South Africa’s main opposition leader has been expelled from Zambia to prevent him from attending the treason hearing of his detained counterpart.
The decision was taken to ensure Mmusi Maimane did not put “undue pressure” on the judiciary, a Zambian diplomat said.
Mr Maimane said his expulsion showed Zambia was becoming a dictatorship.
He had planned to show solidarity with the southern African state’s main opposition leader, Hakainde Hichilema, during his court appearance on Friday.
A court is due to rule whether he should be tried for treason.
Mr Maimane was “aggressively confronted” by police when his plane landed, and he was “forcefully” prevented from entering Zambia, his Democratic Alliance (DA) party said in a statement.
The Zambian government’s behaviour was “shameful” and South Africa should lodge a diplomatic protest with it, the party added.
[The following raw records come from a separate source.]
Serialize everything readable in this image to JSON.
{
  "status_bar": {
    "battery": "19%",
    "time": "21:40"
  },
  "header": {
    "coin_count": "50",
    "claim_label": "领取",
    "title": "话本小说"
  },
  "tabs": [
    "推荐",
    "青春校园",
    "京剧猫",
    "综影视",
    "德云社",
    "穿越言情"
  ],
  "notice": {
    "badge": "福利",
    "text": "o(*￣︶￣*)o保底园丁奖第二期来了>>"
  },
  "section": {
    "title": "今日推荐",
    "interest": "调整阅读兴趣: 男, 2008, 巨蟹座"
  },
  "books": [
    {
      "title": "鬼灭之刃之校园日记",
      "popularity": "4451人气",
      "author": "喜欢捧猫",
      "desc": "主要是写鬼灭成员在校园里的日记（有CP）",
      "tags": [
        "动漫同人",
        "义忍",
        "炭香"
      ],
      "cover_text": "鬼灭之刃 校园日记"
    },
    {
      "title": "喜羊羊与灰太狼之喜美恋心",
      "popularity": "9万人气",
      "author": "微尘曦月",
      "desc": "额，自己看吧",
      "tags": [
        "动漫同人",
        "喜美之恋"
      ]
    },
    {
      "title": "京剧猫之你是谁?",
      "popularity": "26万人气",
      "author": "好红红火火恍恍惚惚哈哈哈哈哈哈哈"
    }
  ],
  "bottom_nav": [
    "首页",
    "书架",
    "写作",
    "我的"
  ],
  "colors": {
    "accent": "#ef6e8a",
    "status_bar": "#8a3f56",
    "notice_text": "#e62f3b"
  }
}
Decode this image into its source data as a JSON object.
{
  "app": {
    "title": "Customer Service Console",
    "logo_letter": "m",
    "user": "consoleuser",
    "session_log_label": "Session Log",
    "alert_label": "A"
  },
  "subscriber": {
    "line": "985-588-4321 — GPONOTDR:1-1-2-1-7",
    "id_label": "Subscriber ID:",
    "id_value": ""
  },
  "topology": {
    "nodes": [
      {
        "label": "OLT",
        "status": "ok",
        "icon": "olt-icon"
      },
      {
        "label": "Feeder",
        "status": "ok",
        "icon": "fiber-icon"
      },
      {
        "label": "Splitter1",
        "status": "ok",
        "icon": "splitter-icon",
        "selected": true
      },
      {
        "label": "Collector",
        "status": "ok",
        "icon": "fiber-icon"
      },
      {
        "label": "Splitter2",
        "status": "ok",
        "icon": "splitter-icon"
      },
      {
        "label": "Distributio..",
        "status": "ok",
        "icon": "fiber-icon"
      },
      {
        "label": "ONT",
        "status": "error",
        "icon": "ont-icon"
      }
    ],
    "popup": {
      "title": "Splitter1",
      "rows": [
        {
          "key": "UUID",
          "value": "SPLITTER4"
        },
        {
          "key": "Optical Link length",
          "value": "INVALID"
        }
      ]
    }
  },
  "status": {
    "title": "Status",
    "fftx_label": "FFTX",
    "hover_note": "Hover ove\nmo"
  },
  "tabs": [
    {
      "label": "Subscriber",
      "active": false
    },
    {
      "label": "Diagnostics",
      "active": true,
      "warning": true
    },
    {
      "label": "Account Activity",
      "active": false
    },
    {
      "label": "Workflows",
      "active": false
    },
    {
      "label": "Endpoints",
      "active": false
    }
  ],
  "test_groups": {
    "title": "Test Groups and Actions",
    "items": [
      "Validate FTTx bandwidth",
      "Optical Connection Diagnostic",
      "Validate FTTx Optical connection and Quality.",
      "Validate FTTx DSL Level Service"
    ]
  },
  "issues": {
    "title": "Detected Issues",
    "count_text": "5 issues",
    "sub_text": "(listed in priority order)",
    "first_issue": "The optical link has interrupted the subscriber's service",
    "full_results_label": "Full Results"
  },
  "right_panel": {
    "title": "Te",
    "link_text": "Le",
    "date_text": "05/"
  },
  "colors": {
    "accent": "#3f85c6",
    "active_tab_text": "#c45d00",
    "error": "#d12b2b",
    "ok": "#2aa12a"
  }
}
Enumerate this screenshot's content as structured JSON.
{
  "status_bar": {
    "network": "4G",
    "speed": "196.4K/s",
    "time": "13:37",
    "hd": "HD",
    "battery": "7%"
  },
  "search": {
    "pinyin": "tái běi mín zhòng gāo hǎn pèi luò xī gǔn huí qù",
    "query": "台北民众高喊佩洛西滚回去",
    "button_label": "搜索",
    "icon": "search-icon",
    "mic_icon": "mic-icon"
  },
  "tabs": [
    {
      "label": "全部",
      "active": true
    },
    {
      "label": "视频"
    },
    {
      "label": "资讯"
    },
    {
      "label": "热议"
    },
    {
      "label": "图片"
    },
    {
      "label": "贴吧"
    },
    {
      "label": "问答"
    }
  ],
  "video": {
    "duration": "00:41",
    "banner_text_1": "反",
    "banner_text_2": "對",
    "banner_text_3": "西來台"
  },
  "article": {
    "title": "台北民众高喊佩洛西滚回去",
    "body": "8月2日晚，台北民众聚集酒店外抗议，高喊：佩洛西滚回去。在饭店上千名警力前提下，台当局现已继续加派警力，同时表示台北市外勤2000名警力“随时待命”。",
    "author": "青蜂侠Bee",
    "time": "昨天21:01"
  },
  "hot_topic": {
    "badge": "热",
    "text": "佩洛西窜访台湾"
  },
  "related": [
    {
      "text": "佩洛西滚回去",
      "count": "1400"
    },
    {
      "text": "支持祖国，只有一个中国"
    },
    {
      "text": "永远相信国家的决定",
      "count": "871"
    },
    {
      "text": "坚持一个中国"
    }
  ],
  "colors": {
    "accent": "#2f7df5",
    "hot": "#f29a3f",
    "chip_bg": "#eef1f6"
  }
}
There has been mixed reaction in South Africa to Mr Maimane’s intervention in Zambia’s affairs, but many have applauded him for highlighting Mr Hichilema’s plight, reports the BBC’s Pumza Fihlani from the main city, Johannesburg.
Mr Hichilema was arrested in a raid by armed policemen on his home in Zambia’s capital, Lusaka, in April.
Hakainde Hichilema, leader of Zambia’s main opposition United Party for National Development (UPND), addresses supporters on January 18, 2015 at Woodlands Stadium in Lusaka ahead of the country’s January 20 presidential election.Image copyrightAFP
Hakainde Hichilema denies treason charges
He was charged with treason after his convoy allegedly refused to make way for President Edgar Lungu’s convoy, while both were travelling to a ceremony in western Zambia.
Zambia’s top diplomat in South Africa, Emmanuel Mwamba, said Mr Maimane’s presence in court would have undermined “the sanctity, integrity and independence of the judiciary”.
“It was imperative that the due process of the law was respected without undue pressure or interference,” he told journalists.
Mr Maimane condemned the “trumped up” charges against Mr Hichilema and believed he was being unfairly prosecuted, the DA said.
Mr Hichilema has asked the court to throw out the charges, but the prosecution wants him to stand trial in the High Court.
Treason is a non-bailable offence in Zambia, with a minimum jail term of 15 years and a maximum sentence of death.
Last year, Mr Lungu narrowly beat Mr Hichilema in disputed presidential elections.